Источник: личный архив Лилии.
Почему-то меня это не отпугнуло от занятий, напротив, появился кураж. Поняла, что я это делаю, потому что хочу доказать себе, что могу чего-то добиться. Я вообще не ждала от себя никаких результатов. Но на своей первой России (чемпионат России. — Прим. «Sport Baza») заняла третье место. Это был космос — это были мои первые серьёзные соревнования, я была в шоке: получила призовые и меня взяли в сборную!
Во мне появилась эта сила, я поняла, что могу их переплюнуть: бью как мальчики, ногой могу достать до головы высокой девочки, а она до меня не доберётся, потому что я быстрее неё.
И на этом подъёме поехала на отборочные в Приволжский федеральный округ. Весовая категория 42 кг, два тренера — Сергей Анатольевич и турок. Первый бой я дралась с девочкой, которую никогда в жизни не видела. Меня ещё перед боем напугали, что её специально не кормят мясом, чтобы она была ещё злее.
Первый раунд я очень жёстко проигрываю со счётом 8:0. Она разбила мне нос. У меня из двух щелей шла кровь. Просто хлещет. Думала, что меня сейчас снимут. Вместо этого тренер Сергей Анатольевич берёт ватку, вот так суёт мне в нос глубоко и говорит: «Иди и бейся дальше». В итоге я выиграла со счётом 13:12. После этого меня прозвали хищником, а тренер-турок подарил трёхголовую собаку и сказал, что это я. Нос болел долго, но чувство эйфории, что я вытянула бой, боль заглушало.

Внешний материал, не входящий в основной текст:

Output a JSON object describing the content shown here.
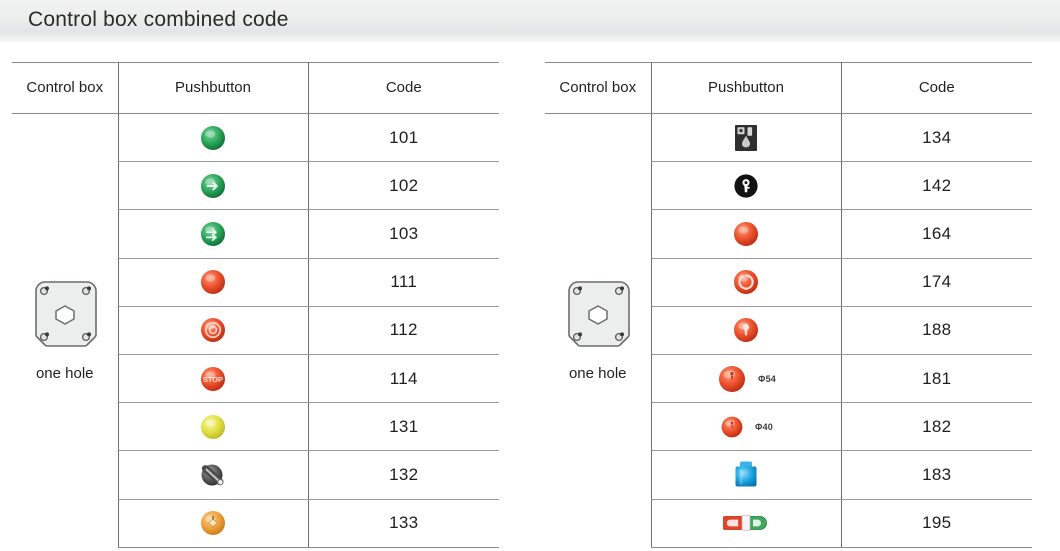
{
  "title": "Control box combined code",
  "colors": {
    "title_band": "#ececed",
    "rule": "#8a8a8a",
    "green": "#1f9a4d",
    "red": "#e8442a",
    "yellow": "#e3e03a",
    "orange": "#eda13a",
    "blue": "#1aa3e0",
    "dark": "#3a3a3a"
  },
  "tables": [
    {
      "id": "left",
      "headers": {
        "control_box": "Control box",
        "pushbutton": "Pushbutton",
        "code": "Code"
      },
      "control_box": {
        "icon": "enclosure-one-hole-icon",
        "caption": "one hole"
      },
      "rows": [
        {
          "icon": "green-round-button-icon",
          "color": "green",
          "label": "",
          "code": "101"
        },
        {
          "icon": "green-arrow-right-button-icon",
          "color": "green",
          "label": "",
          "code": "102"
        },
        {
          "icon": "green-double-arrow-button-icon",
          "color": "green",
          "label": "",
          "code": "103"
        },
        {
          "icon": "red-round-button-icon",
          "color": "red",
          "label": "",
          "code": "111"
        },
        {
          "icon": "red-ring-button-icon",
          "color": "red",
          "label": "",
          "code": "112"
        },
        {
          "icon": "red-stop-text-button-icon",
          "color": "red",
          "label": "",
          "code": "114"
        },
        {
          "icon": "yellow-round-button-icon",
          "color": "yellow",
          "label": "",
          "code": "131"
        },
        {
          "icon": "dark-selector-switch-icon",
          "color": "dark",
          "label": "",
          "code": "132"
        },
        {
          "icon": "orange-selector-button-icon",
          "color": "orange",
          "label": "",
          "code": "133"
        }
      ]
    },
    {
      "id": "right",
      "headers": {
        "control_box": "Control box",
        "pushbutton": "Pushbutton",
        "code": "Code"
      },
      "control_box": {
        "icon": "enclosure-one-hole-icon",
        "caption": "one hole"
      },
      "rows": [
        {
          "icon": "dark-square-selector-icon",
          "color": "dark",
          "label": "",
          "code": "134"
        },
        {
          "icon": "black-key-switch-icon",
          "color": "dark",
          "label": "",
          "code": "142"
        },
        {
          "icon": "red-mushroom-button-icon",
          "color": "red",
          "label": "",
          "code": "164"
        },
        {
          "icon": "red-twist-release-button-icon",
          "color": "red",
          "label": "",
          "code": "174"
        },
        {
          "icon": "red-key-release-button-icon",
          "color": "red",
          "label": "",
          "code": "188"
        },
        {
          "icon": "red-mushroom-large-button-icon",
          "color": "red",
          "label": "Φ54",
          "code": "181"
        },
        {
          "icon": "red-mushroom-small-button-icon",
          "color": "red",
          "label": "Φ40",
          "code": "182"
        },
        {
          "icon": "blue-rectangular-button-icon",
          "color": "blue",
          "label": "",
          "code": "183"
        },
        {
          "icon": "red-green-dual-rocker-icon",
          "color": "red",
          "label": "",
          "code": "195"
        }
      ]
    }
  ]
}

Источник: личный архив Лилии.
Тогда я больше волновалась, что если я не похудею, то я не попаду в свою весовую категорию, тогда меня снимут с соревнования или перекинут в другую весовую категорию — а это нельзя, не дай бог. Моя весовая категория вот до 42, а за три недели до соревнований я встаю на весы — и вес 46,1 кг. Казалось бы, вроде 4 кило, надо худеть, но у меня и так ничего не было — была худющая. Тренер тогда начал орать: «Щеки отрастила, как бурундук… разжирела!» Я вообще перестала есть.
Вместо 4 согнала шесть кило. В школу мне было идти не в чем — всё висело. А я «как девочка» и не одевалась — куда мне, у меня спорт, какие каблуки и платья? Поэтому в последний день перед отъездом на соревнования я пришла в серой оверсайз-кофте. Учительница математики тогда, чуть не плача, сказала: «Лиля, что с тобой сделали, ты же скелет!»
Несколько лет держалась в этой весовой категории, гоняла вес. И что я только не делала! Ела лимоны и жвачку, чтобы обмануть желудок. Мой «любимый рецепт»: чайная ложка касторового масла, несколько капель лимонного сока и запить всё это кефиром. После такой смеси из тебя выходит сразу всё.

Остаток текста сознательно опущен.